Introducing math at a very early age is the best way to solve this issue. The sooner the child becomes familiar with the world of numbers, the easier it will become for him or her to understand the subject and start loving it. Before they begin learning math in a classroom, they can begin to learn the basics through shapes, counting, objects, and activities around them.
Young children can be taught basic mathematics and counting through cooking in the kitchen or grocery shopping. Cups can be counted while creating the child’s favorite recipe or items can be counted as they are added to the cart. The child can be involved with comparing product prices in the grocery store, or adding up the costs so that they know how much the total bill will cost. There are many other ways that a young person can be taught to understand the importance of math in their daily lives. Helping them to explore the world of math around them will make it much more than just a subject that needs to be learned at school for grades. These simple ideas can have significant impact on both your life and a child’s life in the long run.
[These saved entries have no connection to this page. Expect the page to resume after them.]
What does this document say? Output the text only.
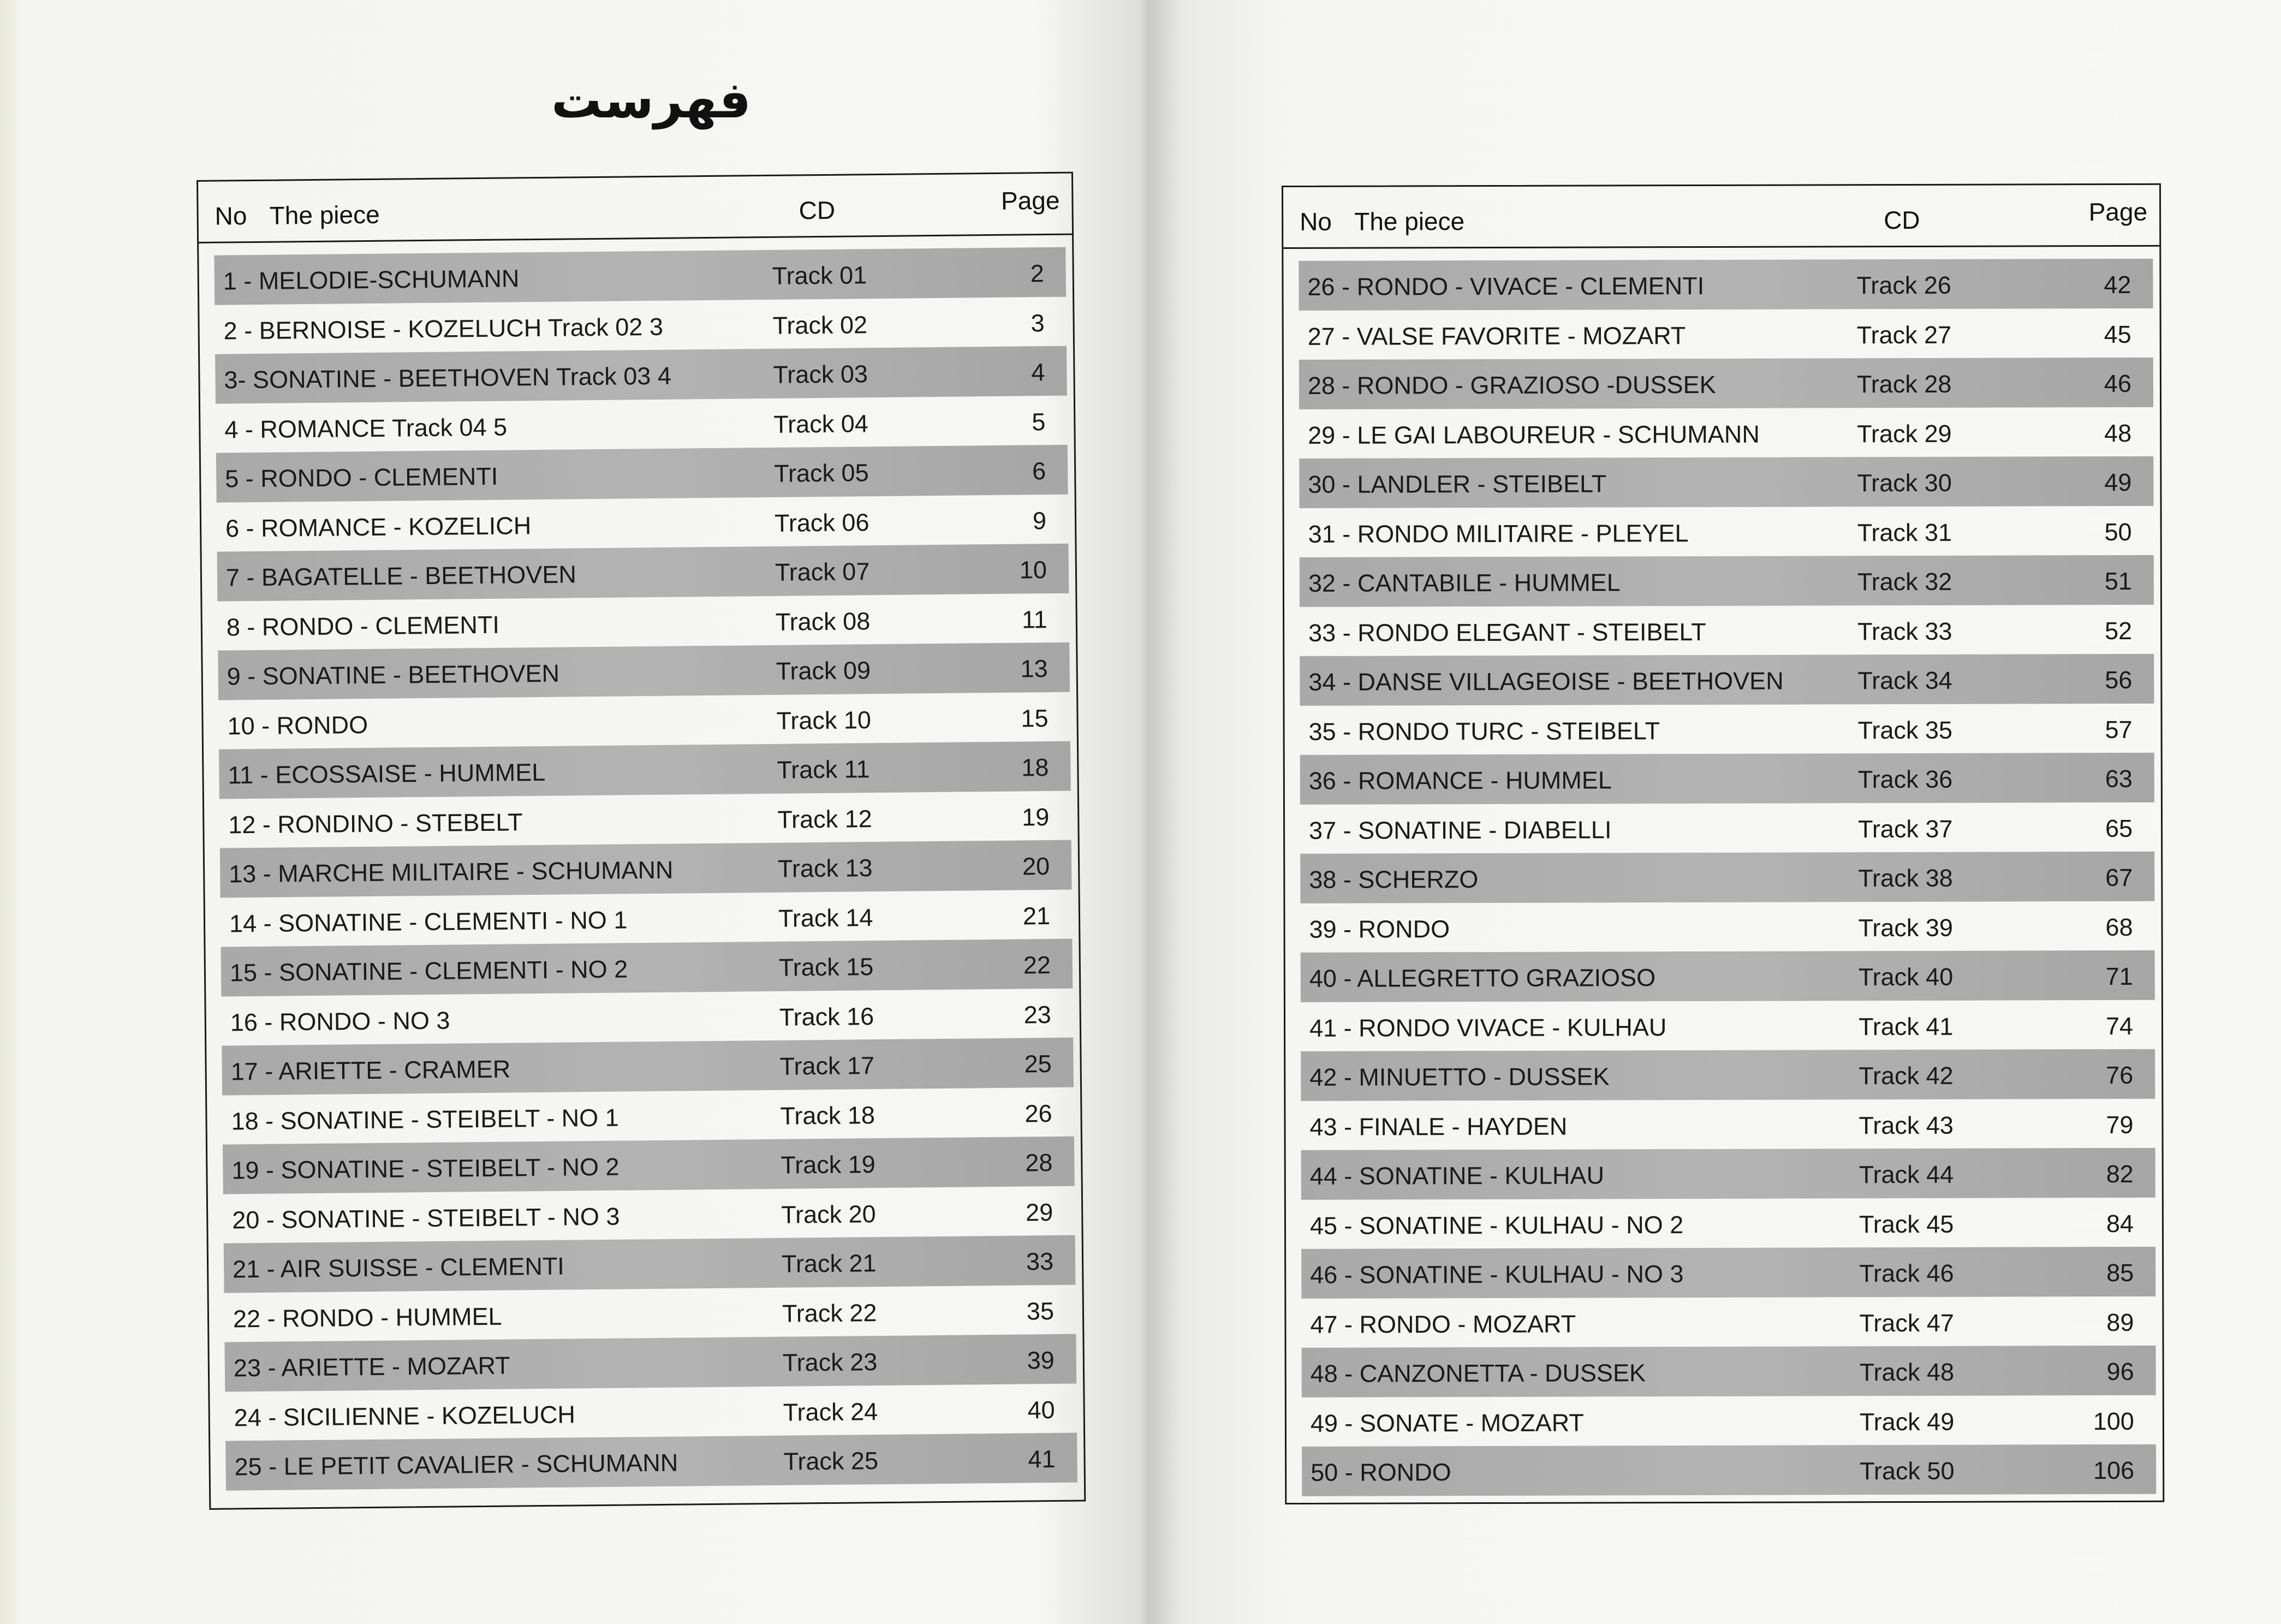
فهرست
No The piece	CD	Page
1 - MELODIE-SCHUMANN	Track 01	2
2 - BERNOISE - KOZELUCH Track 02 3	Track 02	3
3- SONATINE - BEETHOVEN Track 03 4	Track 03	4
4 - ROMANCE Track 04 5	Track 04	5
5 - RONDO - CLEMENTI	Track 05	6
6 - ROMANCE - KOZELICH	Track 06	9
7 - BAGATELLE - BEETHOVEN	Track 07	10
8 - RONDO - CLEMENTI	Track 08	11
9 - SONATINE - BEETHOVEN	Track 09	13
10 - RONDO	Track 10	15
11 - ECOSSAISE - HUMMEL	Track 11	18
12 - RONDINO - STEBELT	Track 12	19
13 - MARCHE MILITAIRE - SCHUMANN	Track 13	20
14 - SONATINE - CLEMENTI - NO 1	Track 14	21
15 - SONATINE - CLEMENTI - NO 2	Track 15	22
16 - RONDO - NO 3	Track 16	23
17 - ARIETTE - CRAMER	Track 17	25
18 - SONATINE - STEIBELT - NO 1	Track 18	26
19 - SONATINE - STEIBELT - NO 2	Track 19	28
20 - SONATINE - STEIBELT - NO 3	Track 20	29
21 - AIR SUISSE - CLEMENTI	Track 21	33
22 - RONDO - HUMMEL	Track 22	35
23 - ARIETTE - MOZART	Track 23	39
24 - SICILIENNE - KOZELUCH	Track 24	40
25 - LE PETIT CAVALIER - SCHUMANN	Track 25	41
No The piece	CD	Page
26 - RONDO - VIVACE - CLEMENTI	Track 26	42
27 - VALSE FAVORITE - MOZART	Track 27	45
28 - RONDO - GRAZIOSO -DUSSEK	Track 28	46
29 - LE GAI LABOUREUR - SCHUMANN	Track 29	48
30 - LANDLER - STEIBELT	Track 30	49
31 - RONDO MILITAIRE - PLEYEL	Track 31	50
32 - CANTABILE - HUMMEL	Track 32	51
33 - RONDO ELEGANT - STEIBELT	Track 33	52
34 - DANSE VILLAGEOISE - BEETHOVEN	Track 34	56
35 - RONDO TURC - STEIBELT	Track 35	57
36 - ROMANCE - HUMMEL	Track 36	63
37 - SONATINE - DIABELLI	Track 37	65
38 - SCHERZO	Track 38	67
39 - RONDO	Track 39	68
40 - ALLEGRETTO GRAZIOSO	Track 40	71
41 - RONDO VIVACE - KULHAU	Track 41	74
42 - MINUETTO - DUSSEK	Track 42	76
43 - FINALE - HAYDEN	Track 43	79
44 - SONATINE - KULHAU	Track 44	82
45 - SONATINE - KULHAU - NO 2	Track 45	84
46 - SONATINE - KULHAU - NO 3	Track 46	85
47 - RONDO - MOZART	Track 47	89
48 - CANZONETTA - DUSSEK	Track 48	96
49 - SONATE - MOZART	Track 49	100
50 - RONDO	Track 50	106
As we get older, mathematics helps to provide the basic knowledge and understanding about how the universe works. It helps us to improve our knowledge in science and technology, and it opens a world of opportunity and career options. It is not a secret that most of the four-year colleges require three to four years of high school math and science for admission. Recent job market statistics show that close to 90% of the jobs require the job applicant to have mathematical knowledge at a certain level.
It is also interesting to note how recent research shows that people who learn mathematics at a very early stage of their life have comparatively high reasoning powers and problem solving skills. Practicing mathematical concepts provides clarity to the thought process by gifting it with the capability to imagine different scenarios or probabilities for a particular situation and come out with a relevant solutions. In this day and age, we have to make many choices in a short span of time, and math can definitely come to our rescue in helping us to make logical and rational decisions quickly.